Tuesday, June 25, 2013




            We experienced a quite unusual occurrence on Monday. It was one of those days when thunderstorms kept whacking through the area, interspersed with brief appearances of sun flooding the saturated environment with a golden glow and warmth, because it was also quite incredibly hot, at 34-degrees Celsius. I’d been cleaning the house, my husband had been involved in one of his many spur-of-the-day activities, when finally at four in the afternoon we’d both finished our chores and decided to take ourselves out to the ravine for our daily walk. It would be a shorter walk than usual, we thought, because we were both kind of tired, and it was late, relatively speaking.

            As things turned out it was even shorter than we’d anticipated. We ended up going over the first bridge, up the hill and up over the tallest part of the ravine, then down again to the last descent before we hit the last ascent to the street above. And we did it in double-quick time. Even Riley quickened his usual lackadaisical pace, uncomfortable at the suggestion that he might be left behind since we were going at such a swift pace.

            When we had set out for the walk, just as soon as we’d exited the house we heard thunderclaps nearby. Looking up at the sky we could see nothing but black-and-blue clouds, some darker than others and all scudding along at a fairy hefty pace, because it was windy and it was getting even windier by the moment. Clearly, yet another storm was brewing. Yet there had been so many throughout the course of the last few days we thought surely they had exhausted themselves. And we thought the chances seemed iffy, but possible that if we really hot-footed it we could outrun any oncoming storm.

            Don’t ask me why we made such an absurd assumption given all the warning signals, especially the booms from above; they could hardly be misconstrued, they heralded serious storms and related downpours. But we set off anyway, eschewing raingear because it was so hot. 

            The wind kept gearing up, and it kept getting darker and darker as we slithered about on the morass that all the rain had made of the trails. We kept urging Riley on, to proceed a little faster. As we came to the first bridge we observed the first casualty of the day, a large old tree had somehow been persuaded to twist near the base and fall directly over the creek, its branches and green leaves crushed in a sodden heap on the opposite side. Ominous.

            We heaved ourselves up the slippery slope after the bridge to attain the height along which we meant to proceed, hoping that if the deluge did come, the canopy would help to keep us from drowning in it. And then we heard it; heavy volumes of rain coming down, smacking against the foliage above us. We expected that the already-soaked leaves wouldn’t keep us dry and we were probably right, but we kept dry anyway, despite the pounding of the rain above us. The wind became more blustier, and soon enough it was dark enough to emulate night; everything took on a strange, vibrant hue, overwhelmingly green, and the winds raged above, while the sound of the boughs and tree trunks clanking against one another and the leaves taking their sodden hits of rain pounded in our ears. Still, we were dry.

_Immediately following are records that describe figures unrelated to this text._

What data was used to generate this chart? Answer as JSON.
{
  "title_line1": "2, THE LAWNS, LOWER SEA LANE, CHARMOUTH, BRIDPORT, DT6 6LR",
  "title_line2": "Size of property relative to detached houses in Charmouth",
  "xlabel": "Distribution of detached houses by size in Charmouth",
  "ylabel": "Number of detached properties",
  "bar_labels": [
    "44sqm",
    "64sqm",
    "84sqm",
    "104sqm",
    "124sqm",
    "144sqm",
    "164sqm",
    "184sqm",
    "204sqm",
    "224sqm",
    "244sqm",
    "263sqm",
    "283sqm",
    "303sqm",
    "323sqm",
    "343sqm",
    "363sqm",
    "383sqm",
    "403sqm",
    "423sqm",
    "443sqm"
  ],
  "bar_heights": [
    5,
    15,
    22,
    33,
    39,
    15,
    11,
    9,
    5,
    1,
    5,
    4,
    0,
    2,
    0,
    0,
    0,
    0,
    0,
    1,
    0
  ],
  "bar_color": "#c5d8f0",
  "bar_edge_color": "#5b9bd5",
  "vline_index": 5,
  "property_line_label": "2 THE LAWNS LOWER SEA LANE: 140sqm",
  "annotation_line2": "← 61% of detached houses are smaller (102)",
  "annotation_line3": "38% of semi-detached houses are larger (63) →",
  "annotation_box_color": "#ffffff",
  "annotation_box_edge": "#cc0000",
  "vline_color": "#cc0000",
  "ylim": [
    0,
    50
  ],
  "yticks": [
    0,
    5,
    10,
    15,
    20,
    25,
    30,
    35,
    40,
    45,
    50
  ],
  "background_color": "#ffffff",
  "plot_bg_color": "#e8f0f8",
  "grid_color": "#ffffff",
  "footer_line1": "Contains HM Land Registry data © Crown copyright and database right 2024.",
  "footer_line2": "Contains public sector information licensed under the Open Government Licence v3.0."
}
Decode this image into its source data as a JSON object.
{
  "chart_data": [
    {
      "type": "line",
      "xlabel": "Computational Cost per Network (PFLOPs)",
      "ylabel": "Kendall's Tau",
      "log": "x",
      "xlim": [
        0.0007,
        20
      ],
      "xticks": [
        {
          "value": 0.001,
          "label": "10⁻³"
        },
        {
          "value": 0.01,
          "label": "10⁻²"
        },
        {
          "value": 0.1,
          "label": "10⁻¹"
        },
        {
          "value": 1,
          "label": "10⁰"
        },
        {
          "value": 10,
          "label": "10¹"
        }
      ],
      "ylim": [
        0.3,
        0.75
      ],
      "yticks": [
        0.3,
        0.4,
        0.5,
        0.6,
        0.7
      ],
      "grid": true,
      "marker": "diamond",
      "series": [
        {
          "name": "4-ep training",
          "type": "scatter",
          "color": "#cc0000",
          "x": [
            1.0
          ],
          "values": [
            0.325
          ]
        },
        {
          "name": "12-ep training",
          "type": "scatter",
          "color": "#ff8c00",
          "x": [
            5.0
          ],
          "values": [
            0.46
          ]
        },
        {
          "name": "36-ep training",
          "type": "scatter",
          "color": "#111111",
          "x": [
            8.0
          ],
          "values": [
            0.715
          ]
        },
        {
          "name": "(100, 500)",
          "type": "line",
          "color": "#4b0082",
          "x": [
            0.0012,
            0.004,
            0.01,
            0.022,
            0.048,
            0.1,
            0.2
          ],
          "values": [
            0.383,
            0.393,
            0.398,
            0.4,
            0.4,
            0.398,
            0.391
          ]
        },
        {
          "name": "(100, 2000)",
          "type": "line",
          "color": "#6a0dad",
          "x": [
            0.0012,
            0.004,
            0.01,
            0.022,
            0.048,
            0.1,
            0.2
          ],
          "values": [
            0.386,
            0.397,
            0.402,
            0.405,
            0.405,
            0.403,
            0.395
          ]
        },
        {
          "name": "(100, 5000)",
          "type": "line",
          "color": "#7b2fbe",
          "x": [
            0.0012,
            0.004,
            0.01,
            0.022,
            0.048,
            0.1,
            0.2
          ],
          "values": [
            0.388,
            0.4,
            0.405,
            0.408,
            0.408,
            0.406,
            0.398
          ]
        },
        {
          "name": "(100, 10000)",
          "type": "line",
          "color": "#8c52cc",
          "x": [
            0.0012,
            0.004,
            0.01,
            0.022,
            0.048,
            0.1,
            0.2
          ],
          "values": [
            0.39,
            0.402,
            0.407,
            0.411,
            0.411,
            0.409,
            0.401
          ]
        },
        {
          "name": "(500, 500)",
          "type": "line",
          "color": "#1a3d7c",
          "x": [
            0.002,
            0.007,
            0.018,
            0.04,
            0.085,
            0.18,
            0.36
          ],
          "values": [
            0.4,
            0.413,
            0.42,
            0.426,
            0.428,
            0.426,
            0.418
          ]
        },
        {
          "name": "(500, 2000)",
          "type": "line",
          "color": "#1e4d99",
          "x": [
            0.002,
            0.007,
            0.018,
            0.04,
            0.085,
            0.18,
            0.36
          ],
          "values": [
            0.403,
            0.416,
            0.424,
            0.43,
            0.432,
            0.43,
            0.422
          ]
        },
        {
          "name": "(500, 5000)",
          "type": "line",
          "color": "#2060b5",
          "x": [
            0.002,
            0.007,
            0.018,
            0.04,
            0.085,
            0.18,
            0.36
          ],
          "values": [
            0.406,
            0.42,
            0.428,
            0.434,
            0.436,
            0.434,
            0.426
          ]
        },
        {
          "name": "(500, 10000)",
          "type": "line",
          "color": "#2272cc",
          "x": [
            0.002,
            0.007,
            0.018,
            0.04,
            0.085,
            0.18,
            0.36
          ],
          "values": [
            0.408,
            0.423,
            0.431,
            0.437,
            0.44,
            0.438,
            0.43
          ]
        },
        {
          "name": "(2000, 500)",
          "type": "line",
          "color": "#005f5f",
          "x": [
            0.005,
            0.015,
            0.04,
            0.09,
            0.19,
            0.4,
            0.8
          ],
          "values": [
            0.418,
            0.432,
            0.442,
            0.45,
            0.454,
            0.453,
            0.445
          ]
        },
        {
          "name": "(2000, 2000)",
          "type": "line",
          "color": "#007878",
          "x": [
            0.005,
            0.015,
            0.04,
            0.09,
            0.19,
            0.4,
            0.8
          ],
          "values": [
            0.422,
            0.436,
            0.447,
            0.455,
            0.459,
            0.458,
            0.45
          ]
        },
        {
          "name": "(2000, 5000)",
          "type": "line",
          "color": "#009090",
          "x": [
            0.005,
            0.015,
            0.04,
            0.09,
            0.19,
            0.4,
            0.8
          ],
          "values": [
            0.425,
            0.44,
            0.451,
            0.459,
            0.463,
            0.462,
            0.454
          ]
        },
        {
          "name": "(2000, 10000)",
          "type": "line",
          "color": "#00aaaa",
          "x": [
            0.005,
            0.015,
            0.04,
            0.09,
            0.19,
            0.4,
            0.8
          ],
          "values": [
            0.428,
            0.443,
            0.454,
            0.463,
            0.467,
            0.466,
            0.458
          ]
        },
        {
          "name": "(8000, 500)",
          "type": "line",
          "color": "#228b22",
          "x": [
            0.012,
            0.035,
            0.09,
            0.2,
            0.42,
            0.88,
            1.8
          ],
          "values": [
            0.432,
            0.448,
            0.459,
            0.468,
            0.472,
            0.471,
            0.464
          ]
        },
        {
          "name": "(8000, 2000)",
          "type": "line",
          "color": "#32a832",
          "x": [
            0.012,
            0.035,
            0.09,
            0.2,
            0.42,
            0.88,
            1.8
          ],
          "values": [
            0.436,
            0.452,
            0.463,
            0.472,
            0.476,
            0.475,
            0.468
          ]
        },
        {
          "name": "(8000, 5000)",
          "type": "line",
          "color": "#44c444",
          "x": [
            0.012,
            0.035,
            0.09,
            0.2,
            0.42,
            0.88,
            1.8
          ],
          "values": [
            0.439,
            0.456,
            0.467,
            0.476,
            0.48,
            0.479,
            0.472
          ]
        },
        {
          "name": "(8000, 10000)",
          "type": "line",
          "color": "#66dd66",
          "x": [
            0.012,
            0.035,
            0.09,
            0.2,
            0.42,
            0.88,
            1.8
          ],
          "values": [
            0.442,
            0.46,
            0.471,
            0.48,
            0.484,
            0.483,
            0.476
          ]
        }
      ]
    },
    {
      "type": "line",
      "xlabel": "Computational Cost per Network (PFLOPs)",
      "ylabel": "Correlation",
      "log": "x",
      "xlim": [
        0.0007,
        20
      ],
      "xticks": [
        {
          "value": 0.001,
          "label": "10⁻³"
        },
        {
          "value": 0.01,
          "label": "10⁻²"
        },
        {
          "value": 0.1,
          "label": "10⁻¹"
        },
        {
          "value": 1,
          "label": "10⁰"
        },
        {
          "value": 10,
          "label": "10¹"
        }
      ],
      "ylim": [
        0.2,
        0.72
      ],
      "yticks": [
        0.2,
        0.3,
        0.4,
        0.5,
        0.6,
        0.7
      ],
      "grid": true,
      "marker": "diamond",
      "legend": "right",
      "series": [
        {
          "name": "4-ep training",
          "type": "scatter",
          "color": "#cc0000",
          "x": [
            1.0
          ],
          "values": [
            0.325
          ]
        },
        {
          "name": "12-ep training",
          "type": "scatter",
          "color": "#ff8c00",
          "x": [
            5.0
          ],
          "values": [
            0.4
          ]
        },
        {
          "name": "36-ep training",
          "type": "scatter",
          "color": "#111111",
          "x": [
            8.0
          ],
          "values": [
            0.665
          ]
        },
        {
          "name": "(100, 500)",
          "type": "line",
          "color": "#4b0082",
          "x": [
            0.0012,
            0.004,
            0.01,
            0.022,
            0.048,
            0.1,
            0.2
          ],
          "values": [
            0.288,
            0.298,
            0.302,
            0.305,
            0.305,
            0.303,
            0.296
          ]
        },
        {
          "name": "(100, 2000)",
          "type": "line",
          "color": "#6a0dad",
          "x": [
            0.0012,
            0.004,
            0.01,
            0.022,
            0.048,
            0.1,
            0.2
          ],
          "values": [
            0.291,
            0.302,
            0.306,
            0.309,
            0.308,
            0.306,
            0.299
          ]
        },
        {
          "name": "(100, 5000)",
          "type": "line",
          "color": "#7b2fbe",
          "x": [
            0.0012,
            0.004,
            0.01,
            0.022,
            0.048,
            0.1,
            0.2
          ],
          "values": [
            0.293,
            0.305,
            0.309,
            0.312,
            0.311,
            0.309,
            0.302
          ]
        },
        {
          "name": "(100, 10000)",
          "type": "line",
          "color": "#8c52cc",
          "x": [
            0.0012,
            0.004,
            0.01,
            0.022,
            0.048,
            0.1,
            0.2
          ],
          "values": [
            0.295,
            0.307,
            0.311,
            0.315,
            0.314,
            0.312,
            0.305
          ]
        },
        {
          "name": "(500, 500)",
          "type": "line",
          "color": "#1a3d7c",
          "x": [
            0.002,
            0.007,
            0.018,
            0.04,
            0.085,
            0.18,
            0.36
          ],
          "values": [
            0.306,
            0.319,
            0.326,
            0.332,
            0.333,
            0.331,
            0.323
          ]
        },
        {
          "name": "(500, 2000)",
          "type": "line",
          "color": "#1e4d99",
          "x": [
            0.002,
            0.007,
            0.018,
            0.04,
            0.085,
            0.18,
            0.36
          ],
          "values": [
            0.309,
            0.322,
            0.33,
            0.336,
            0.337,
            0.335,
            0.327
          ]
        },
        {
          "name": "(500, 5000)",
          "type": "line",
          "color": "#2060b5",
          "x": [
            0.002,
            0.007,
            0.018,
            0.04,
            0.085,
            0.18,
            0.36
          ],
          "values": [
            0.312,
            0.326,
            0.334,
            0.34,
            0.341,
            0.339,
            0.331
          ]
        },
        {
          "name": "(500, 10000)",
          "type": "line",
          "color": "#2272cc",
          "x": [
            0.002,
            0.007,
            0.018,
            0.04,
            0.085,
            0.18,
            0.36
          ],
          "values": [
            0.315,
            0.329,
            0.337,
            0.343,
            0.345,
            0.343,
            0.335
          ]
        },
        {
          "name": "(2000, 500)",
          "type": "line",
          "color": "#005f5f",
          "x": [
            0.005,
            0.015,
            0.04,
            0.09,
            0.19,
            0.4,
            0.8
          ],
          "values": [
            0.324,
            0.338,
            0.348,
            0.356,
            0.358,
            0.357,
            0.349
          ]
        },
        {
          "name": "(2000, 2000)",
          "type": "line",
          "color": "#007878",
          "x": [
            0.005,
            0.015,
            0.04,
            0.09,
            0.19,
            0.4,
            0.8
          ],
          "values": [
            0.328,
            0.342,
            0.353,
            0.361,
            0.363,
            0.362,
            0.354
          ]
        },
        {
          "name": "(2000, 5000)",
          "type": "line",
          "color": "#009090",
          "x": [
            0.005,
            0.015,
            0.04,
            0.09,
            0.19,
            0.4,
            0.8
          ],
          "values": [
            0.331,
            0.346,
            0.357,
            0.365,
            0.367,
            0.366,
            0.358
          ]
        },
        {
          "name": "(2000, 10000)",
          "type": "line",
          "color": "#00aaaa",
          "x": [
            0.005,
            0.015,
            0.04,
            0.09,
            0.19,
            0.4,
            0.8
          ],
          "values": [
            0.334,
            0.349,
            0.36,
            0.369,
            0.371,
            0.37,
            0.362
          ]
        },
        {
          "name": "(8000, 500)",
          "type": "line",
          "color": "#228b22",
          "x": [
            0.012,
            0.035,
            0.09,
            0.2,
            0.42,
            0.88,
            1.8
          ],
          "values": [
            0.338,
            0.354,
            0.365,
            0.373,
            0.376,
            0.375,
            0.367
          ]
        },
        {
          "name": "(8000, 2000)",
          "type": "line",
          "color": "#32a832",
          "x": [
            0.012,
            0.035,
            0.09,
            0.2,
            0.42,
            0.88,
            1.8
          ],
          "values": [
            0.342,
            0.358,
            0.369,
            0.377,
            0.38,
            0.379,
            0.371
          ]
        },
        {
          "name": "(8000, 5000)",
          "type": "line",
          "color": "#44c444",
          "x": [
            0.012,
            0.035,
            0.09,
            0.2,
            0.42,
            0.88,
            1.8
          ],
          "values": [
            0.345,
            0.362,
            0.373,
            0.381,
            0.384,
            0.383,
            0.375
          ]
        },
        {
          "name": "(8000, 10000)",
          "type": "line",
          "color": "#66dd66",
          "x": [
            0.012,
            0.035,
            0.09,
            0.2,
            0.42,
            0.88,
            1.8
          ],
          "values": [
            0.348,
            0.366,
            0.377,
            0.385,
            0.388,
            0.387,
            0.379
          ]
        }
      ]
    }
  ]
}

            Eventually we exited the trail and found ourselves on the street, wind still moaning through the trees bending under their influence, the street looking like dusk had long since descended, street lights on – and though vestiges of the last rain still drenched the street there were dry patches where the wind and earlier sun-peeks had begun the drying-out process. It hadn’t, after all, despite the thunder, the lightning, the sound and the fury, the dark and the unmistakable odour and sound of rain, actually rained.

Soon enough, though, it did, ferociously.